# Bougainvillea - silly pet tricks with plants



## The Snark (Feb 19, 2018)

A nicely obscure little florp in botanyishness.

So the bougs shoot out new stems and you hack away at them and they shoot out more and you hack some more and welcome to the world of perpetual motion. Each branch cut off produces several new branches.

Instead, set aside a few minutes once a week. Approach your bougs with great malice aforethought and kink over the new growth branches. If young enough they won't break. The kink is there forever and the branch keeps growing, curving the end back up towards the sunlight. Kink again. Wash, rinse, repeat.

But do your kinking with a purpose. Kink it in a direction where the regrow will make it spiral, or zig zag, or even combine with neighboring branches to form weird clumps and knots.

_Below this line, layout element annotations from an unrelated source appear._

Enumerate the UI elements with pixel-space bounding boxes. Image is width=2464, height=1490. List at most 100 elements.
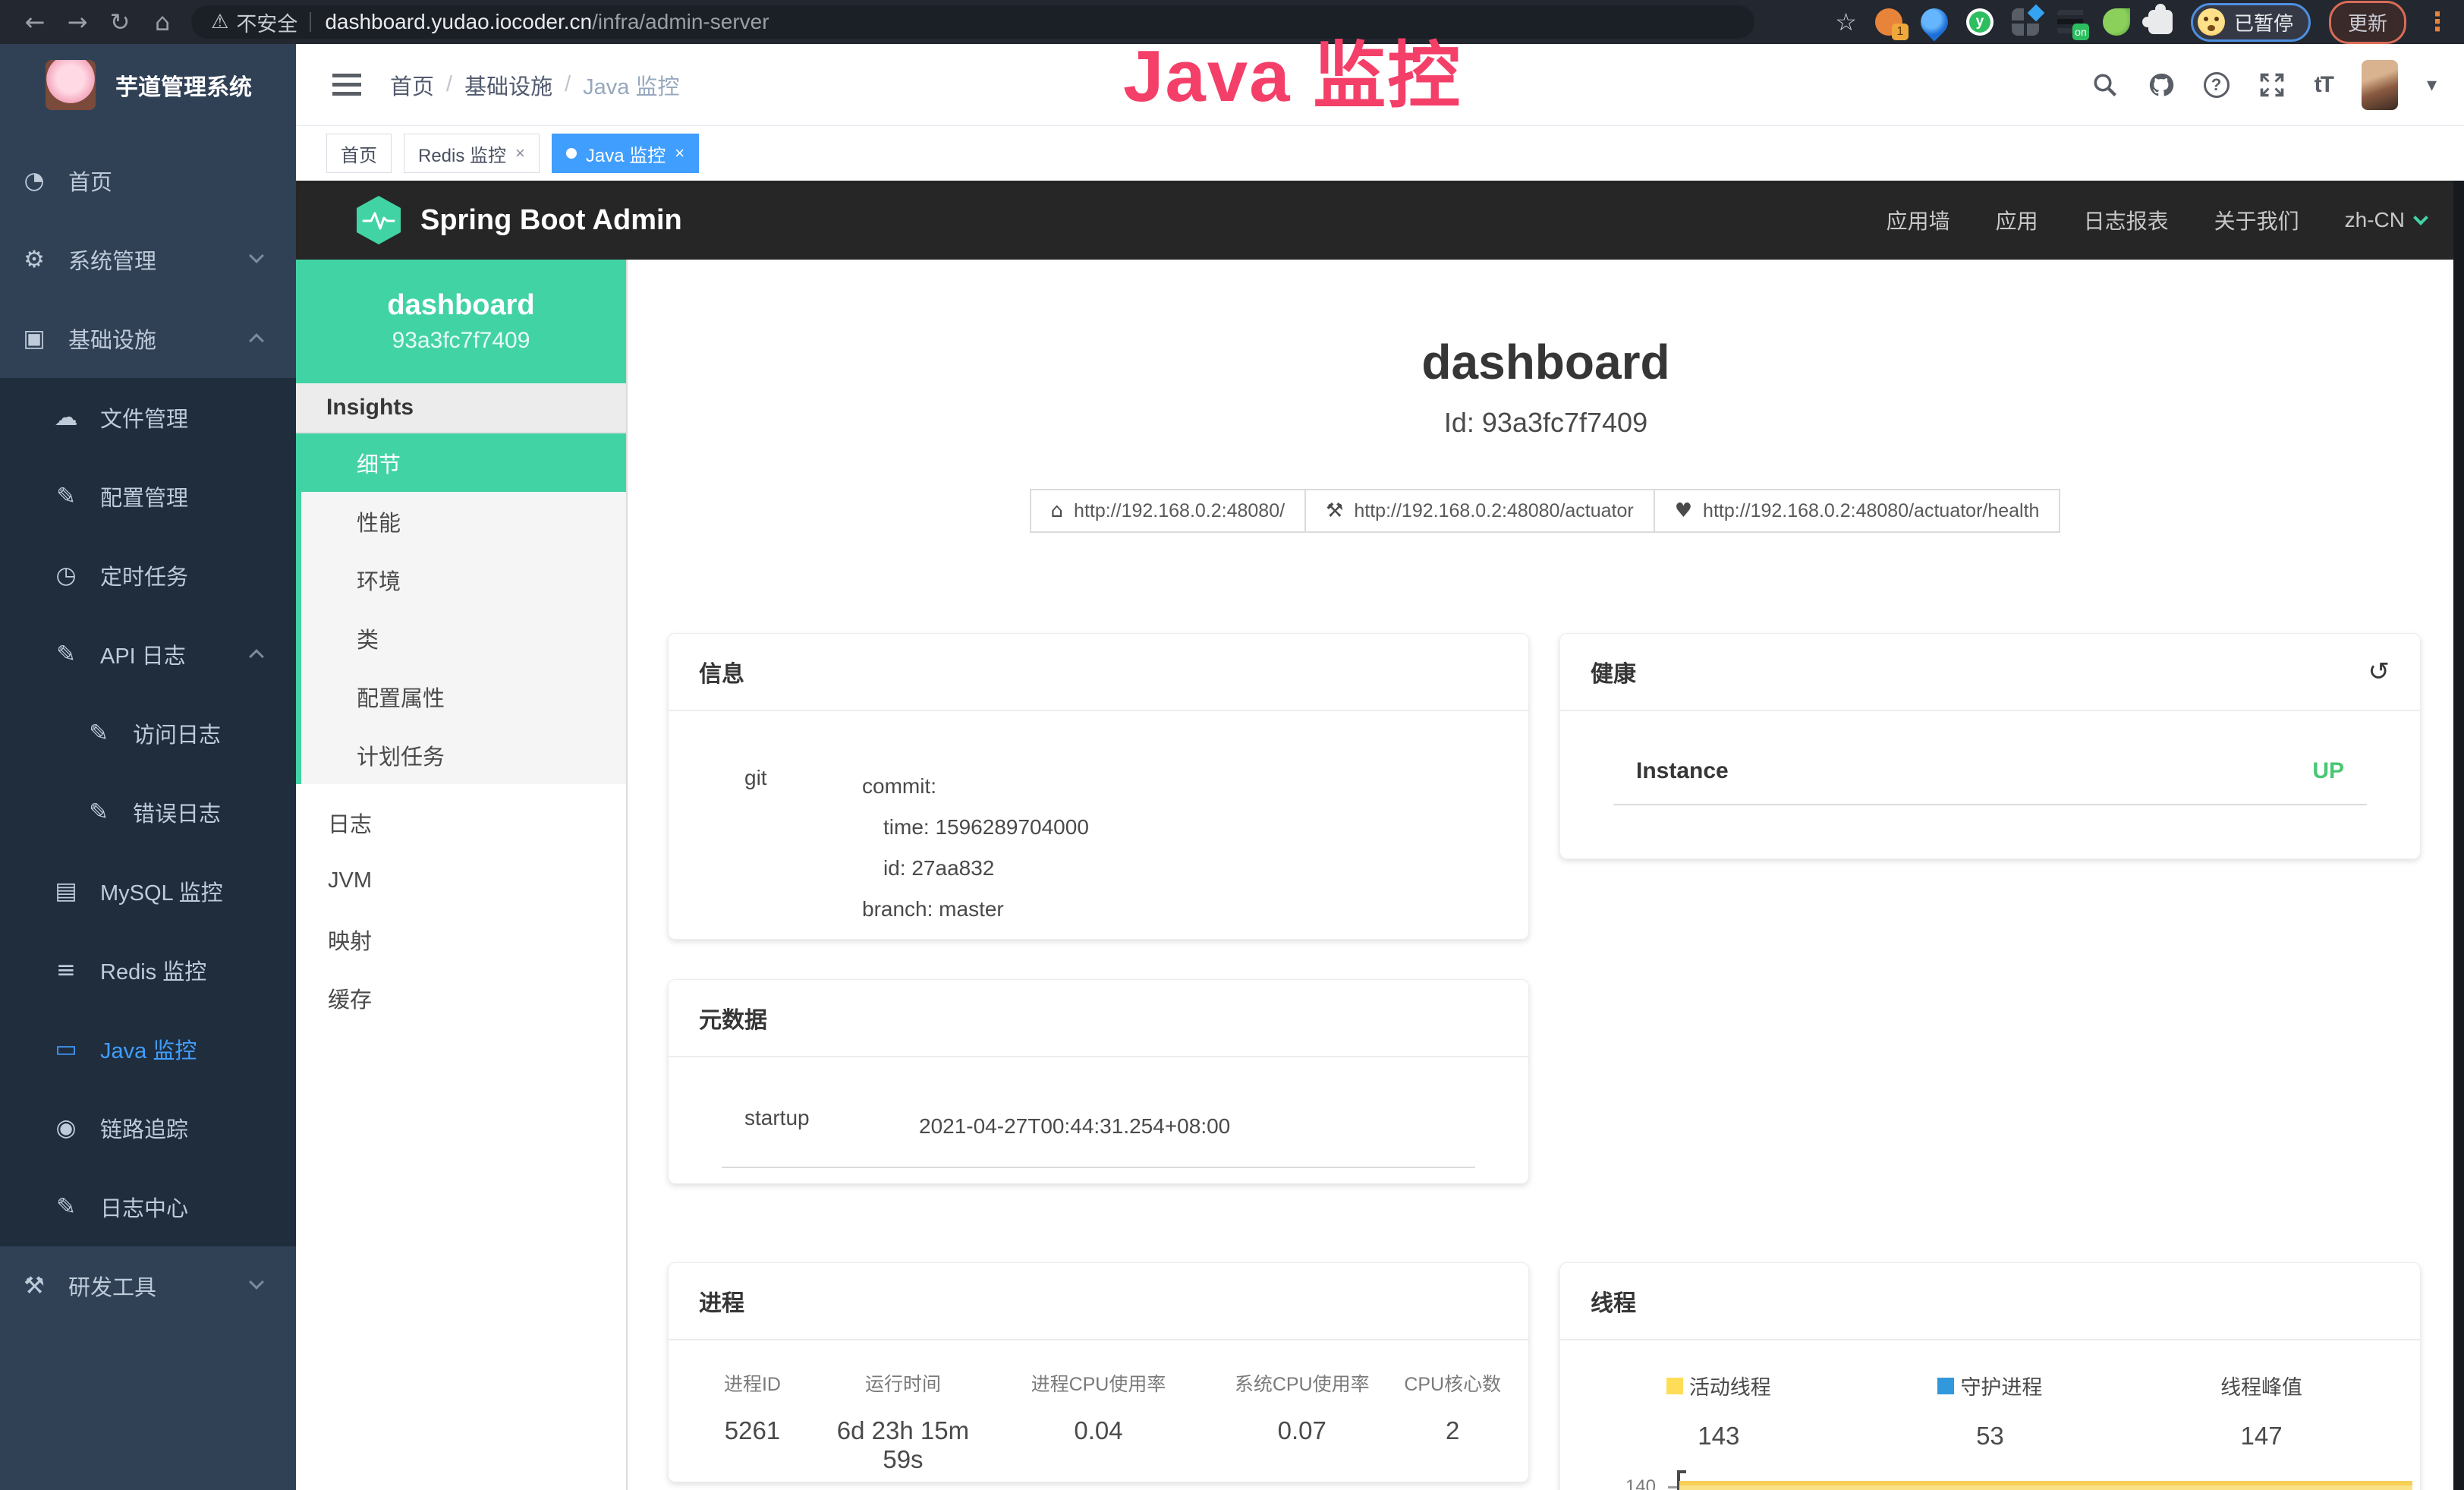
process-col-value: 0.07	[1204, 1416, 1400, 1445]
sidebar-item-log-center[interactable]: ✎ 日志中心	[0, 1167, 296, 1246]
spring-boot-admin-logo-icon[interactable]	[357, 196, 401, 244]
url-path[interactable]: /infra/admin-server	[592, 10, 769, 34]
panel-section-insights: Insights	[296, 383, 626, 433]
cloud-icon: ☁	[51, 404, 81, 431]
extension-leaf-icon[interactable]	[2103, 8, 2130, 36]
sba-nav-journal[interactable]: 日志报表	[2084, 205, 2169, 235]
extension-grid-icon[interactable]	[2012, 8, 2039, 36]
sidebar-item-infrastructure[interactable]: ▣ 基础设施	[0, 299, 296, 378]
panel-item-classes[interactable]: 类	[301, 609, 626, 667]
extension-y-icon[interactable]: y	[1966, 8, 1994, 36]
service-url-link[interactable]: ⌂ http://192.168.0.2:48080/	[1030, 489, 1307, 533]
panel-item-details[interactable]: 细节	[301, 433, 626, 492]
sidebar-item-file-management[interactable]: ☁ 文件管理	[0, 378, 296, 457]
url-host[interactable]: dashboard.yudao.iocoder.cn	[325, 10, 592, 34]
browser-menu-icon[interactable]: ⋮	[2425, 7, 2450, 37]
edit-icon: ✎	[51, 483, 81, 510]
sidebar-item-java-monitor[interactable]: ▭ Java 监控	[0, 1010, 296, 1088]
sidebar-submenu-infrastructure: ☁ 文件管理 ✎ 配置管理 ◷ 定时任务 ✎ API 日志 ✎	[0, 378, 296, 1246]
browser-reload-icon[interactable]: ↻	[99, 8, 141, 36]
spring-boot-admin-title[interactable]: Spring Boot Admin	[420, 204, 682, 237]
tab-redis-monitor[interactable]: Redis 监控 ×	[404, 134, 540, 173]
history-icon[interactable]: ↺	[2368, 657, 2390, 687]
close-icon[interactable]: ×	[515, 143, 525, 163]
page-title: dashboard	[628, 334, 2464, 390]
eye-icon: ◉	[51, 1114, 81, 1142]
chevron-down-icon	[249, 1274, 264, 1290]
panel-item-jvm[interactable]: JVM	[296, 852, 626, 910]
health-url-link[interactable]: ♥ http://192.168.0.2:48080/actuator/heal…	[1654, 489, 2061, 533]
font-size-icon[interactable]: tT	[2315, 72, 2333, 98]
fullscreen-icon[interactable]	[2258, 71, 2286, 99]
avatar-caret-down-icon[interactable]: ▾	[2427, 74, 2437, 96]
close-icon[interactable]: ×	[675, 143, 684, 163]
extension-on-badge: on	[2072, 24, 2089, 40]
breadcrumb-home[interactable]: 首页	[390, 69, 434, 101]
instance-header[interactable]: dashboard 93a3fc7f7409	[296, 260, 626, 383]
sidebar-item-label: Redis 监控	[100, 954, 206, 986]
panel-item-environment[interactable]: 环境	[301, 550, 626, 609]
sidebar-item-label: 日志中心	[100, 1191, 188, 1223]
sidebar-item-label: API 日志	[100, 638, 186, 670]
browser-home-icon[interactable]: ⌂	[141, 8, 184, 36]
user-avatar[interactable]	[2362, 60, 2398, 110]
sidebar-item-label: Java 监控	[100, 1033, 197, 1065]
sidebar-item-config-management[interactable]: ✎ 配置管理	[0, 457, 296, 536]
browser-back-icon[interactable]: ←	[14, 8, 56, 36]
sidebar-item-dev-tools[interactable]: ⚒ 研发工具	[0, 1246, 296, 1325]
update-browser-button[interactable]: 更新	[2329, 1, 2406, 44]
process-col-value: 0.04	[993, 1416, 1204, 1445]
sba-nav-wallboard[interactable]: 应用墙	[1887, 205, 1950, 235]
metadata-card: 元数据 startup 2021-04-27T00:44:31.254+08:0…	[668, 979, 1529, 1184]
address-bar[interactable]: ⚠ 不安全 dashboard.yudao.iocoder.cn /infra/…	[191, 5, 1754, 39]
sidebar-item-redis-monitor[interactable]: ≡ Redis 监控	[0, 931, 296, 1010]
tab-java-monitor[interactable]: Java 监控 ×	[552, 134, 699, 173]
sidebar-item-api-logs[interactable]: ✎ API 日志	[0, 615, 296, 694]
threads-area-chart: 140 120 100	[1583, 1470, 2412, 1490]
tab-home[interactable]: 首页	[326, 134, 392, 173]
breadcrumb-infrastructure[interactable]: 基础设施	[464, 69, 552, 101]
extensions-puzzle-icon[interactable]	[2148, 10, 2173, 34]
threads-card-title: 线程	[1560, 1263, 2420, 1340]
panel-plain-items: 日志 JVM 映射 缓存	[296, 784, 626, 1027]
locale-selector[interactable]: zh-CN	[2345, 208, 2426, 232]
panel-item-scheduled-tasks[interactable]: 计划任务	[301, 726, 626, 784]
extension-orange-icon[interactable]: 1	[1875, 8, 1902, 36]
actuator-url-link[interactable]: ⚒ http://192.168.0.2:48080/actuator	[1304, 489, 1655, 533]
sidebar-item-scheduled-tasks[interactable]: ◷ 定时任务	[0, 536, 296, 615]
yellow-legend-swatch	[1666, 1378, 1683, 1394]
search-icon[interactable]	[2091, 71, 2119, 99]
paused-label: 已暂停	[2234, 8, 2293, 36]
panel-item-config-props[interactable]: 配置属性	[301, 667, 626, 726]
locale-label: zh-CN	[2345, 208, 2405, 232]
help-icon[interactable]: ?	[2204, 72, 2230, 98]
sidebar-item-access-logs[interactable]: ✎ 访问日志	[0, 694, 296, 773]
log-icon: ✎	[51, 1193, 81, 1221]
sba-nav-applications[interactable]: 应用	[1996, 205, 2038, 235]
not-secure-label[interactable]: 不安全	[236, 8, 297, 37]
panel-item-logs[interactable]: 日志	[296, 793, 626, 852]
github-icon[interactable]	[2148, 71, 2175, 99]
page-scrollbar[interactable]	[2453, 181, 2464, 1490]
header-actions: ? tT ▾	[2091, 60, 2437, 110]
sba-nav-about[interactable]: 关于我们	[2214, 205, 2299, 235]
hamburger-menu-icon[interactable]	[332, 74, 361, 96]
breadcrumb-separator: /	[565, 72, 571, 97]
sidebar-item-tracing[interactable]: ◉ 链路追踪	[0, 1088, 296, 1167]
extension-proxy-icon[interactable]: on	[2057, 8, 2085, 36]
extension-pin-icon[interactable]	[1915, 3, 1954, 42]
sidebar-item-error-logs[interactable]: ✎ 错误日志	[0, 773, 296, 852]
sidebar-item-home[interactable]: ◔ 首页	[0, 141, 296, 220]
panel-item-caches[interactable]: 缓存	[296, 969, 626, 1027]
breadcrumb-separator: /	[446, 72, 452, 97]
panel-item-mappings[interactable]: 映射	[296, 910, 626, 969]
sidebar-item-mysql-monitor[interactable]: ▤ MySQL 监控	[0, 852, 296, 931]
paused-profile-chip[interactable]: 已暂停	[2191, 3, 2311, 42]
gear-icon: ⚙	[19, 246, 49, 273]
sidebar-item-system-management[interactable]: ⚙ 系统管理	[0, 220, 296, 299]
blue-legend-swatch	[1937, 1378, 1954, 1394]
browser-forward-icon[interactable]: →	[56, 8, 99, 36]
bookmark-star-icon[interactable]: ☆	[1835, 8, 1857, 36]
panel-item-metrics[interactable]: 性能	[301, 492, 626, 550]
sidebar-logo[interactable]: 芋道管理系统	[0, 44, 296, 126]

Our bougs are in their spring flush right now. Sadly my last years efforts got hacked down by Airhead hiring a gardener, but I'll get pictures of this years botanical sadism this time.

Reactions: Funny 2


----------



## mickiem (Feb 19, 2018)

I guess I’m not kinky enough to understand. Are you crimping like pie crust?  (Are you crimpy enough to get it?)   Sounds very cool. I need pictures!  I’m picturing Medusa...

Reactions: Agree 1 | Funny 2


----------